School of Automobile and Traffic Engineering, Hubei University of Arts and Sciences, Xiangyang, China.
Institute of Transportation Development Strategy & Planning of Sichuan Province, Chengdu, China.
PLoS One. 2023 Feb 10;18(2):e0281131. doi: 10.1371/journal.pone.0281131. eCollection 2023.
With the growth of people's environmental awareness and the encouragement of government policies, the use of electric vehicles in logistics distribution is gradually increasing. In order to solve the dual demand of customers' simultaneous pick-up and delivery in the "last kilometer logistics", an electric vehicle routing problem with simultaneous pick-up and delivery and time window (EVRPSPDTW) is considered from the perspective of multi-objective distribution in this paper. Firstly, a decision-making model based on distribution cost and power consumption function is established. In this model, distribution cost includes transportation cost, vehicle use cost, penalty cost of not arriving on time and charging cost. Power consumption function is the energy loss caused by air resistance, tire rolling friction and transmission system. Secondly, a multi-objective genetic algorithm (NSGA-II) optimization solution with fast nondominated ranking and elite strategy is designed, and in view of the shortcomings of traditional NSGA-II, it is proposed to complete population initialization through greedy algorithm and random rules, introduce adaptive cross-mutation strategy in the chromosome crossing and mutation stage, and design three different neighborhood operators in mutation operation based on variant fitness function. Finally, the sensitivity analysis of traffic congestion coefficient further proves the effectiveness of the proposed model and the improved algorithm.

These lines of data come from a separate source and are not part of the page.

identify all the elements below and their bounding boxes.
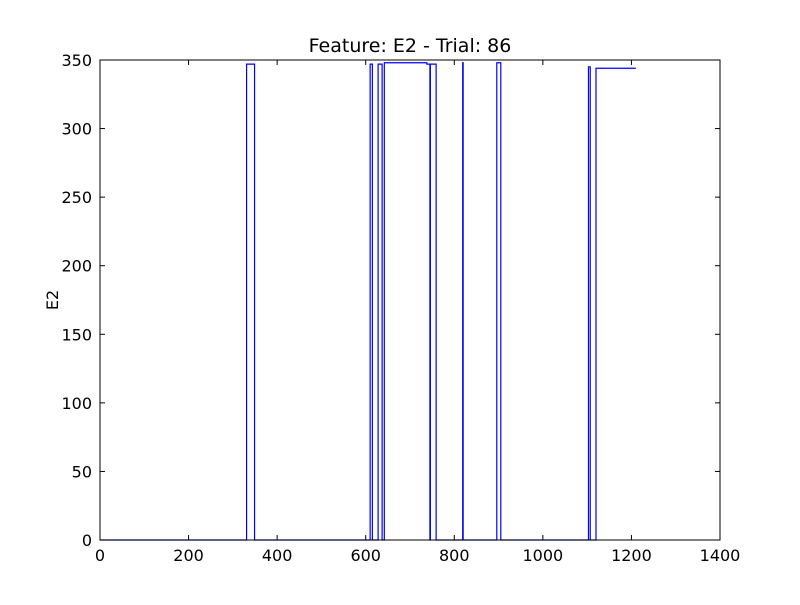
x-tick-label: 400 — [262, 546, 293, 565]
y-tick-label: 300 — [61, 120, 92, 139]
y-tick-label: 200 — [61, 257, 92, 276]
x-tick-label: 0 — [95, 546, 105, 565]
x-tick-label: 1000 — [522, 546, 563, 565]
chart-title: Feature: E2 - Trial: 86 — [309, 35, 512, 57]
x-tick-label: 600 — [350, 546, 381, 565]
plot-frame — [99, 59, 721, 541]
x-tick-label: 1200 — [611, 546, 652, 565]
y-tick-label: 0 — [82, 531, 92, 550]
plot-area — [100, 60, 720, 540]
y-axis-label: E2 — [43, 290, 62, 310]
y-tick-label: 150 — [61, 325, 92, 344]
y-tick-label: 50 — [72, 462, 92, 481]
y-axis-ticks: 0 50 100 150 200 250 300 350 — [61, 51, 720, 550]
y-tick-label: 100 — [61, 394, 92, 413]
y-tick-label: 350 — [61, 51, 92, 70]
y-tick-label: 250 — [61, 188, 92, 207]
x-tick-label: 800 — [439, 546, 470, 565]
x-axis-ticks: 0 200 400 600 800 1000 1200 1400 — [95, 60, 740, 565]
x-tick-label: 1400 — [700, 546, 741, 565]
x-tick-label: 200 — [173, 546, 204, 565]
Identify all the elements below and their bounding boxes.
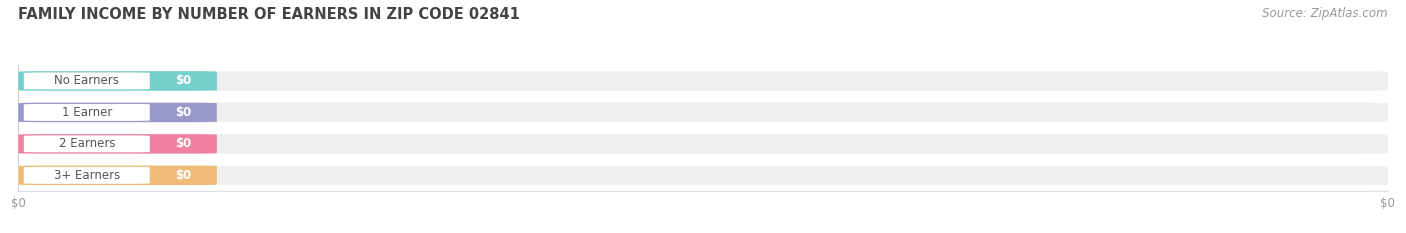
FancyBboxPatch shape xyxy=(18,134,1388,154)
Text: 2 Earners: 2 Earners xyxy=(59,137,115,150)
FancyBboxPatch shape xyxy=(24,167,150,184)
Text: Source: ZipAtlas.com: Source: ZipAtlas.com xyxy=(1263,7,1388,20)
Text: No Earners: No Earners xyxy=(55,75,120,87)
FancyBboxPatch shape xyxy=(18,166,1388,185)
Text: 3+ Earners: 3+ Earners xyxy=(53,169,120,182)
FancyBboxPatch shape xyxy=(18,166,217,185)
Text: $0: $0 xyxy=(176,137,191,150)
Text: $0: $0 xyxy=(176,106,191,119)
Text: FAMILY INCOME BY NUMBER OF EARNERS IN ZIP CODE 02841: FAMILY INCOME BY NUMBER OF EARNERS IN ZI… xyxy=(18,7,520,22)
Text: $0: $0 xyxy=(176,169,191,182)
Text: 1 Earner: 1 Earner xyxy=(62,106,112,119)
Text: $0: $0 xyxy=(176,75,191,87)
FancyBboxPatch shape xyxy=(18,103,217,122)
FancyBboxPatch shape xyxy=(24,135,150,152)
FancyBboxPatch shape xyxy=(18,103,1388,122)
FancyBboxPatch shape xyxy=(18,134,217,154)
FancyBboxPatch shape xyxy=(24,72,150,89)
FancyBboxPatch shape xyxy=(18,71,1388,91)
FancyBboxPatch shape xyxy=(18,71,217,91)
FancyBboxPatch shape xyxy=(24,104,150,121)
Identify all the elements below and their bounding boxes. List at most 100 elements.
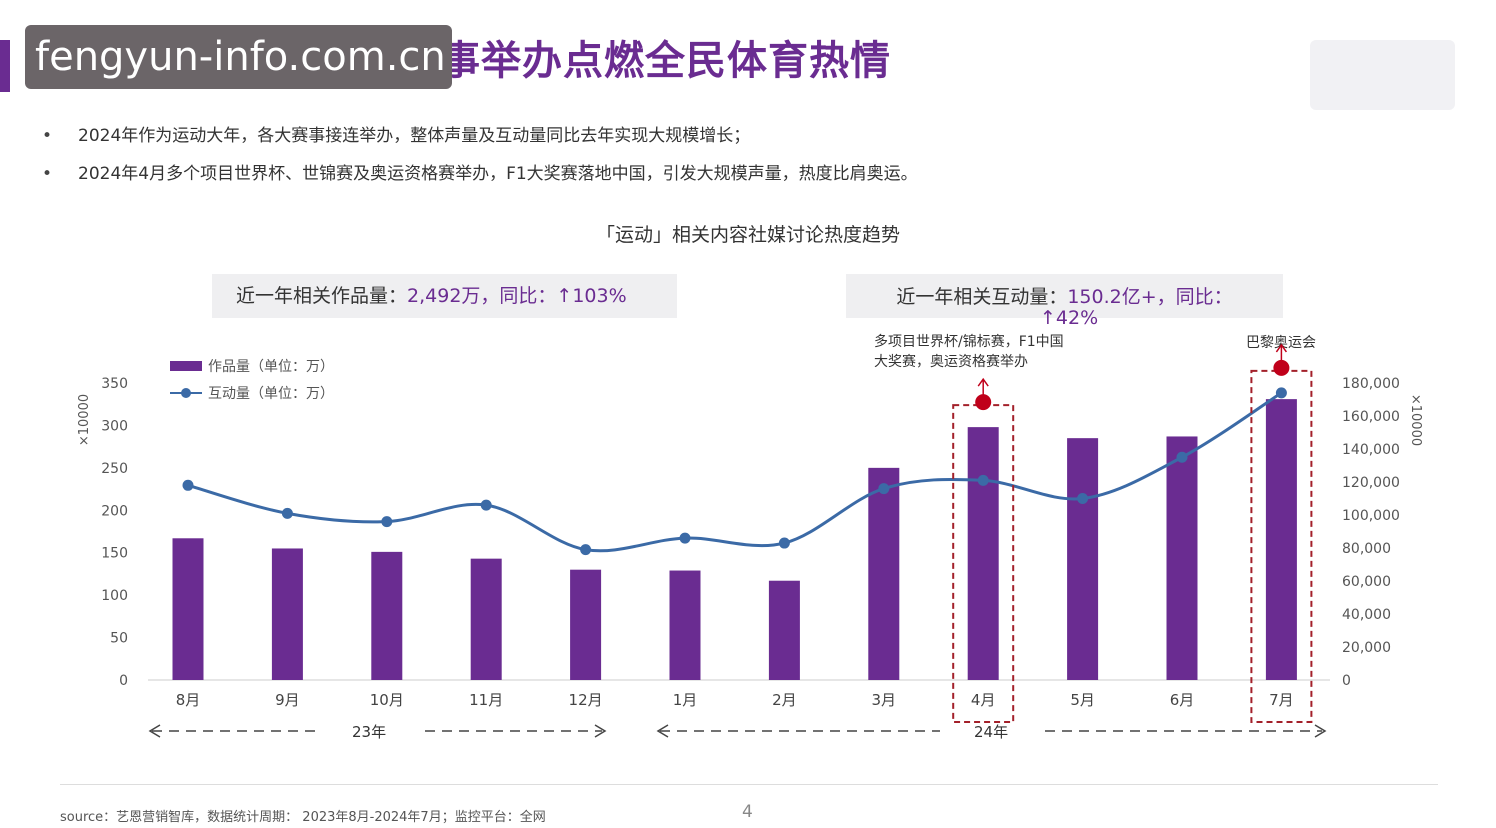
right-tick-label: 140,000 [1342, 442, 1400, 458]
source-note: source：艺恩营销智库，数据统计周期： 2023年8月-2024年7月；监控… [60, 810, 546, 825]
bar-2月 [768, 580, 800, 680]
right-tick-label: 100,000 [1342, 508, 1400, 524]
left-tick-label: 200 [101, 503, 128, 519]
point-10月 [381, 516, 393, 528]
bar-12月 [570, 569, 602, 680]
left-tick-label: 300 [101, 418, 128, 434]
left-tick-label: 100 [101, 588, 128, 604]
chart-title: 「运动」相关内容社媒讨论热度趋势 [595, 224, 900, 246]
right-tick-label: 40,000 [1342, 607, 1391, 623]
point-11月 [480, 499, 492, 511]
x-tick-label: 9月 [275, 691, 300, 709]
highlight-boxes [952, 343, 1313, 723]
legend-item-works: 作品量（单位：万） [170, 352, 334, 379]
x-tick-label: 10月 [370, 691, 404, 709]
left-tick-label: 350 [101, 376, 128, 392]
interaction-line [187, 391, 1283, 553]
right-tick-label: 20,000 [1342, 640, 1391, 656]
left-tick-label: 50 [110, 631, 128, 647]
arrow-head-left-24 [656, 724, 669, 738]
x-tick-label: 12月 [569, 691, 603, 709]
footer-divider [60, 784, 1438, 785]
point-12月 [580, 544, 592, 556]
left-axis-label: ×10000 [77, 394, 92, 446]
left-axis-ticks: 0 50 100 150 200 250 300 350 [101, 376, 128, 689]
point-5月 [1077, 493, 1089, 504]
point-8月 [182, 479, 194, 491]
left-tick-label: 250 [101, 461, 128, 477]
x-tick-label: 7月 [1269, 691, 1294, 709]
stat-interactions-label: 近一年相关互动量： [896, 286, 1068, 308]
bar-1月 [669, 570, 701, 680]
bar-series [172, 399, 1297, 680]
right-tick-label: 0 [1342, 673, 1351, 689]
x-tick-label: 4月 [971, 691, 996, 709]
bar-10月 [371, 551, 403, 680]
line-points [182, 387, 1287, 556]
stat-works-label: 近一年相关作品量： [236, 285, 408, 307]
right-tick-label: 60,000 [1342, 574, 1391, 590]
highlight-dot-4月 [975, 394, 992, 411]
stat-interactions-value: 150.2亿+，同比： [1067, 286, 1233, 308]
legend-bar-swatch [170, 360, 202, 371]
stat-box-interactions: 近一年相关互动量：150.2亿+，同比： [846, 274, 1283, 318]
stat-interactions-growth: ↑42% [1040, 307, 1099, 329]
arrow-head-right-24 [1314, 724, 1327, 738]
stat-box-works: 近一年相关作品量：2,492万，同比：↑103% [212, 274, 677, 318]
legend-line-swatch [170, 386, 202, 400]
arrow-head-right-23 [594, 724, 607, 738]
x-tick-label: 2月 [772, 691, 797, 709]
annotation-april-line: 大奖赛，奥运资格赛举办 [874, 354, 1028, 370]
right-axis-label: ×10000 [1408, 394, 1423, 446]
x-tick-label: 11月 [469, 691, 503, 709]
point-1月 [679, 532, 691, 544]
bar-9月 [271, 548, 303, 680]
highlight-arrow-head-4月 [977, 377, 989, 387]
bullet-item: 2024年4月多个项目世界杯、世锦赛及奥运资格赛举办，F1大奖赛落地中国，引发大… [40, 160, 918, 198]
year-arrows [148, 724, 1327, 738]
bar-4月 [967, 427, 999, 680]
year-label-2023: 23年 [352, 723, 387, 741]
right-tick-label: 80,000 [1342, 541, 1391, 557]
bar-3月 [868, 467, 900, 680]
bullet-item: 2024年作为运动大年，各大赛事接连举办，整体声量及互动量同比去年实现大规模增长… [40, 122, 918, 160]
bar-6月 [1166, 436, 1198, 680]
bullet-list: 2024年作为运动大年，各大赛事接连举办，整体声量及互动量同比去年实现大规模增长… [40, 122, 918, 198]
stat-works-value: 2,492万，同比：↑103% [407, 285, 627, 307]
bar-8月 [172, 538, 204, 680]
arrow-head-left-23 [148, 724, 161, 738]
left-tick-label: 0 [119, 673, 128, 689]
legend-item-interactions: 互动量（单位：万） [170, 379, 334, 406]
bar-5月 [1067, 438, 1099, 680]
x-tick-label: 1月 [673, 691, 698, 709]
annotation-july: 巴黎奥运会 [1246, 335, 1316, 351]
point-9月 [281, 507, 293, 519]
x-tick-label: 6月 [1170, 691, 1195, 709]
highlight-dot-7月 [1273, 359, 1290, 376]
annotation-april-line: 多项目世界杯/锦标赛，F1中国 [874, 334, 1064, 350]
right-tick-label: 120,000 [1342, 475, 1400, 491]
right-axis-ticks: 0 20,000 40,000 60,000 80,000 100,000 120,000 1… [1342, 376, 1400, 689]
chart-legend: 作品量（单位：万） 互动量（单位：万） [170, 352, 334, 406]
point-3月 [878, 483, 890, 495]
annotation-april: 多项目世界杯/锦标赛，F1中国 大奖赛，奥运资格赛举办 [874, 332, 1064, 372]
bar-11月 [470, 558, 502, 680]
bar-7月 [1265, 399, 1297, 680]
highlight-arrow-head-7月 [1275, 343, 1288, 353]
x-tick-label: 8月 [176, 691, 201, 709]
year-label-2024: 24年 [974, 723, 1009, 741]
right-tick-label: 180,000 [1342, 376, 1400, 392]
corner-logo [1310, 40, 1455, 110]
watermark: fengyun-info.com.cn [25, 25, 452, 89]
right-tick-label: 160,000 [1342, 409, 1400, 425]
point-6月 [1176, 451, 1188, 463]
x-tick-label: 5月 [1070, 691, 1095, 709]
page-number: 4 [742, 802, 753, 822]
x-tick-label: 3月 [872, 691, 897, 709]
legend-label-interactions: 互动量（单位：万） [208, 385, 334, 402]
left-tick-label: 150 [101, 546, 128, 562]
point-7月 [1275, 387, 1287, 399]
point-2月 [778, 537, 790, 549]
legend-label-works: 作品量（单位：万） [208, 358, 334, 375]
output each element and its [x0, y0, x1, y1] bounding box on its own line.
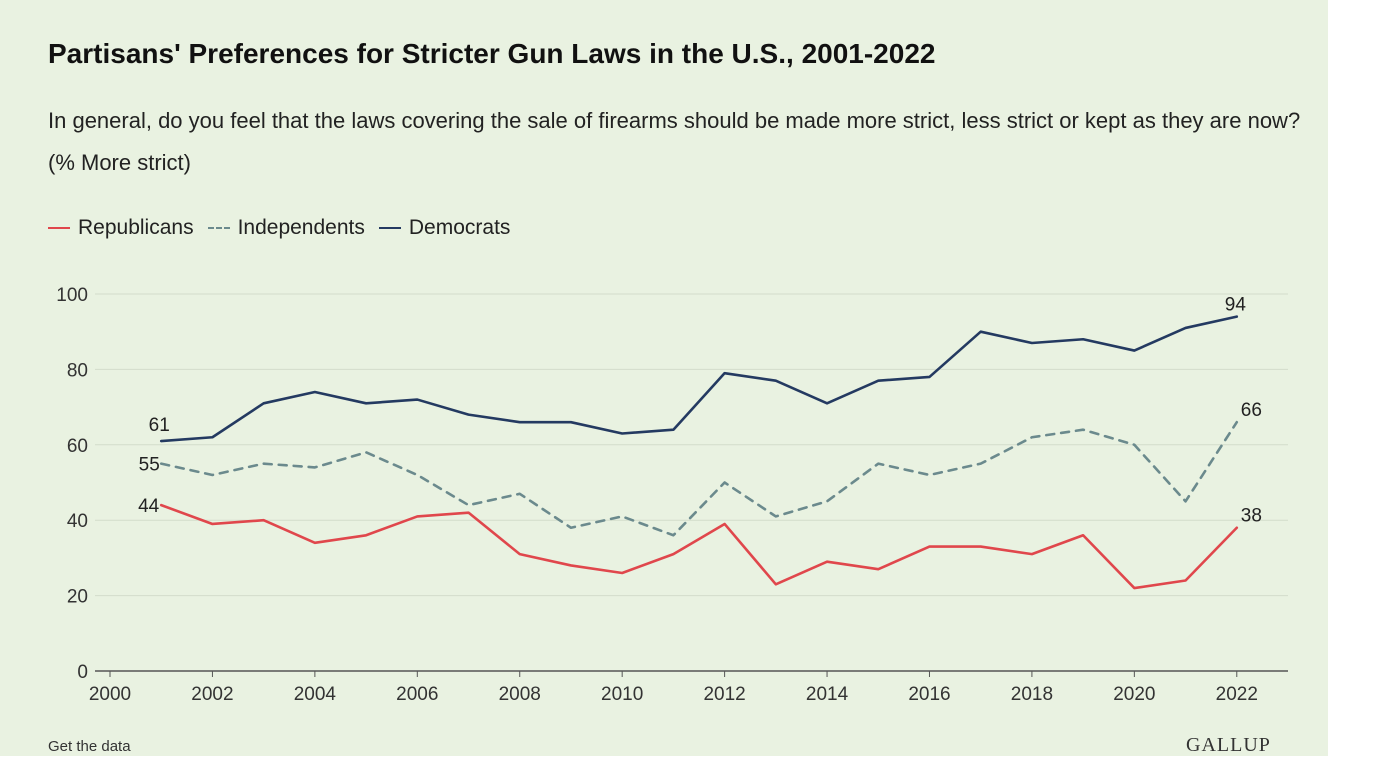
x-tick-label: 2022 — [1216, 684, 1258, 705]
y-tick-label: 100 — [56, 285, 88, 306]
get-data-link[interactable]: Get the data — [48, 738, 131, 755]
legend-label-democrats: Democrats — [408, 216, 511, 239]
chart-title: Partisans' Preferences for Stricter Gun … — [48, 38, 936, 69]
data-label: 38 — [1241, 506, 1262, 527]
y-tick-label: 20 — [67, 587, 88, 608]
line-chart-plot: 0 20 40 60 80 100 2000 2002 2004 2006 2008 2010 2012… — [56, 285, 1288, 705]
legend-item-independents: Independents — [207, 216, 365, 240]
x-tick-label: 2002 — [191, 684, 233, 705]
series-line-democrats — [159, 315, 1239, 443]
series-line-independents — [159, 420, 1239, 537]
y-tick-label: 60 — [67, 436, 88, 457]
chart-legend: Republicans Independents Democrats — [48, 216, 524, 240]
legend-label-independents: Independents — [237, 216, 365, 239]
y-tick-label: 40 — [67, 511, 88, 532]
legend-label-republicans: Republicans — [78, 216, 194, 239]
legend-swatch-independents — [207, 227, 230, 229]
legend-item-republicans: Republicans — [48, 216, 194, 240]
y-tick-label: 0 — [77, 662, 88, 683]
x-tick-label: 2006 — [396, 684, 438, 705]
x-tick-label: 2018 — [1011, 684, 1053, 705]
x-tick-label: 2010 — [601, 684, 643, 705]
data-label: 66 — [1241, 400, 1262, 421]
data-label: 94 — [1225, 295, 1247, 316]
y-tick-label: 80 — [67, 360, 88, 381]
legend-item-democrats: Democrats — [378, 216, 511, 240]
data-label: 55 — [139, 455, 160, 476]
x-tick-label: 2012 — [703, 684, 745, 705]
x-tick-label: 2000 — [89, 684, 131, 705]
gallup-logo: GALLUP — [1186, 734, 1271, 756]
x-tick-label: 2004 — [294, 684, 337, 705]
chart-panel: Partisans' Preferences for Stricter Gun … — [0, 0, 1328, 756]
legend-swatch-democrats — [378, 227, 401, 229]
x-tick-label: 2016 — [908, 684, 950, 705]
data-label: 61 — [149, 415, 170, 436]
chart-subtitle: In general, do you feel that the laws co… — [48, 108, 1301, 175]
x-tick-label: 2008 — [499, 684, 541, 705]
x-tick-label: 2014 — [806, 684, 849, 705]
legend-swatch-republicans — [48, 227, 70, 229]
data-label: 44 — [138, 496, 160, 517]
x-tick-label: 2020 — [1113, 684, 1155, 705]
series-line-republicans — [159, 503, 1239, 590]
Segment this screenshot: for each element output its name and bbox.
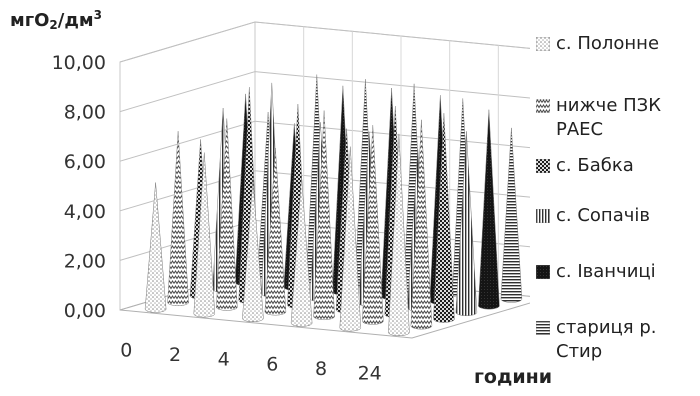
cone-body	[410, 119, 433, 330]
legend-label: с. Сопачів	[556, 205, 650, 226]
legend-swatch	[536, 37, 550, 51]
cone-body	[455, 131, 478, 317]
cone-body	[264, 147, 287, 316]
cone	[433, 113, 455, 323]
cone	[339, 146, 362, 332]
legend-label: нижче ПЗК РАЕС	[556, 95, 661, 140]
chart-series	[144, 74, 523, 337]
cone-body	[216, 118, 238, 311]
cone-body	[144, 182, 167, 313]
cone	[193, 152, 216, 318]
legend-swatch	[536, 321, 550, 335]
cone	[216, 118, 238, 311]
legend-item: с. Іванчиці	[536, 260, 656, 284]
cone	[264, 147, 287, 316]
legend-item: с. Сопачів	[536, 204, 650, 228]
cone	[362, 125, 384, 325]
legend-label: с. Бабка	[556, 155, 634, 176]
cone	[410, 119, 433, 330]
legend-swatch	[536, 159, 550, 173]
cone	[167, 131, 189, 307]
cone-body	[193, 152, 216, 318]
cone	[388, 133, 410, 337]
x-tick-label: 0	[120, 339, 132, 361]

随着人们环保意识的提高和政府政策的鼓励,物流配送中电动汽车的使用逐渐增加。为了解决“最后一公里物流”中客户同时取货和送货的双重需求,本文从多目标配送的角度考虑了同时取货和送货的电动汽车路径问题和时间窗(EVRPSPDTW)。首先,建立了基于配送成本和功耗函数的决策模型。在该模型中,配送成本包括运输成本、车辆使用成本、准时到达的罚款成本和充电成本。功耗函数是由空气阻力、轮胎滚动摩擦和传动系统引起的能量损失。其次,设计了一种具有快速非支配排序和精英策略的多目标遗传算法(NSGA-II)优化解决方案,并针对传统 NSGA-II 的缺点,提出通过贪婪算法和随机规则完成种群初始化,在染色体交叉和变异阶段引入自适应交叉变异策略,并基于变异适应度函数设计三种不同的变异操作邻域算子。最后,交通拥堵系数的敏感性分析进一步证明了所提出模型和改进算法的有效性。